Why Texas isn’t back
1. It still lost to Maryland
The Longhorns came into the past two seasons with some measure of expectation (they were ranked 23rd in the preseason AP poll both times) and laid an egg against Maryland on each occasion. The first time, in Herman’s debut, it yielded his infamous “fairy dust” comment (“If you thought we could come in here and sprinkle some fairy dust and think we’ve arrived, you’re wrong”) as the Terrapins hung half-a-hundred on Texas in Austin. This time the Longhorns fell on the road to a Maryland team with an interim coach who was coming off a trying, emotional summer after the death of one of its players, Jordan McNair. Herman insisted that, despite losing to Maryland again, things were different this time, but it fell on mostly deaf ears at the time. The loss underscored how far the Longhorns still had to go.

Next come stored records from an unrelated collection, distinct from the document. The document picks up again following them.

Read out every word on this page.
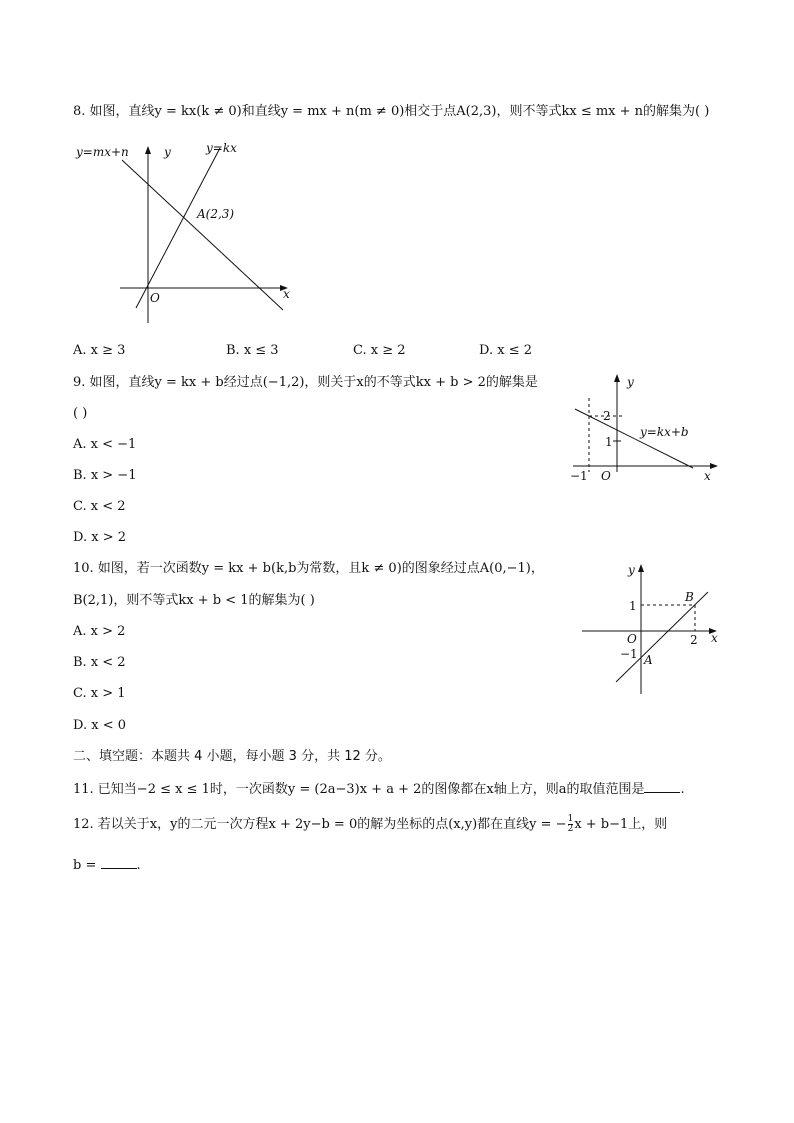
8. 如图，直线y = kx(k ≠ 0)和直线y = mx + n(m ≠ 0)相交于点A(2,3)，则不等式kx ≤ mx + n的解集为( )
y=mx+n	y=kx
y
x
O
A(2,3)
A. x ≥ 3	B. x ≤ 3	C. x ≥ 2	D. x ≤ 2
9. 如图，直线y = kx + b经过点(−1,2)，则关于x的不等式kx + b > 2的解集是
( )
y
x
O
2
1
−1
y=kx+b
A. x < −1
B. x > −1
C. x < 2
D. x > 2
10. 如图，若一次函数y = kx + b(k,b为常数，且k ≠ 0)的图象经过点A(0,−1)，
B(2,1)，则不等式kx + b < 1的解集为( )
y
x
O
1
−1
2
A
B
A. x > 2
B. x < 2
C. x > 1
D. x < 0
二、填空题：本题共 4 小题，每小题 3 分，共 12 分。
11. 已知当−2 ≤ x ≤ 1时，一次函数y = (2a−3)x + a + 2的图像都在x轴上方，则a的取值范围是	.
12. 若以关于x，y的二元一次方程x + 2y−b = 0的解为坐标的点(x,y)都在直线y = − $\frac{1}{2}$ x + b−1上，则
b =	.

2. The running game is still hit-or-miss
Texas is averaging just 3.74 yards per rush this season, which is eighth in the Big 12. One big reason that number is low is that defenses are getting to the ball carrier quickly. The Longhorns are averaging 1.69 yards before first contact per rush, which is second worst in the conference (only Iowa State is worse). Texas is running the ball a little better with its running backs than a season ago, but that’s not saying much because the Longhorns were largely inept in that department in 2017. They are handing it to running backs more often, though, giving it to the backs almost six times more per game than they did in all of 2017. They’re better, but they have to continue that progression.
3. As a result, the offense has been inconsistent
There are moments when the Longhorns look good offensively, moving the chains, hitting big plays (the second half against USC and TCU come to mind). There are other times when they don’t. Against Kansas State, the offense generated just 10 points and none in the second half. The 25.2 points per game the offense generates (excluding special teams and defensive scores), ranks 46th among the 65 Power 5 teams. In the red zone, the Longhorns are only scoring touchdowns half the time, which is 111th nationally. “We’ve taken a knee twice in the red zone, which skews the numbers a little bit early in the season,” Herman said. “We have felt more confident in our field goal kicker, which skews the touchdown numbers. We want to score touchdowns 75 percent of the time in the red zone offense. We feel that’s a realistic goal. We’re not there right now. We definitely do need to improve. But it’s not a massive panic right now.”
4. They haven’t beaten an elite opponent
USC and TCU were ranked when the Longhorns defeated them, and Texas deserves kudos for that. The USC win, however, raised more questions about the Trojans than it did reveal how good Texas was. (In fairness, the Trojans have won the two games that followed the loss to Texas, but the jury is still out on them.) The Horned Frogs were expected to be one of the league’s better teams but have been a turnover machine so far, committing 12 in their past four games. They squeaked by 1-3 Iowa State with a late field goal last week. Kansas State, meanwhile, has yet to register a win over a Power 5 team this season. The Longhorns have an opportunity to change that last bullet point if they’re able to upset the Sooners. It’s a statement game for Texas, even if the players aren’t saying it. “To say ‘Texas is back,’ we’re not looking for that at all,” defensive back P.J. Locke III said. “We’re looking to go 1-0 every week.”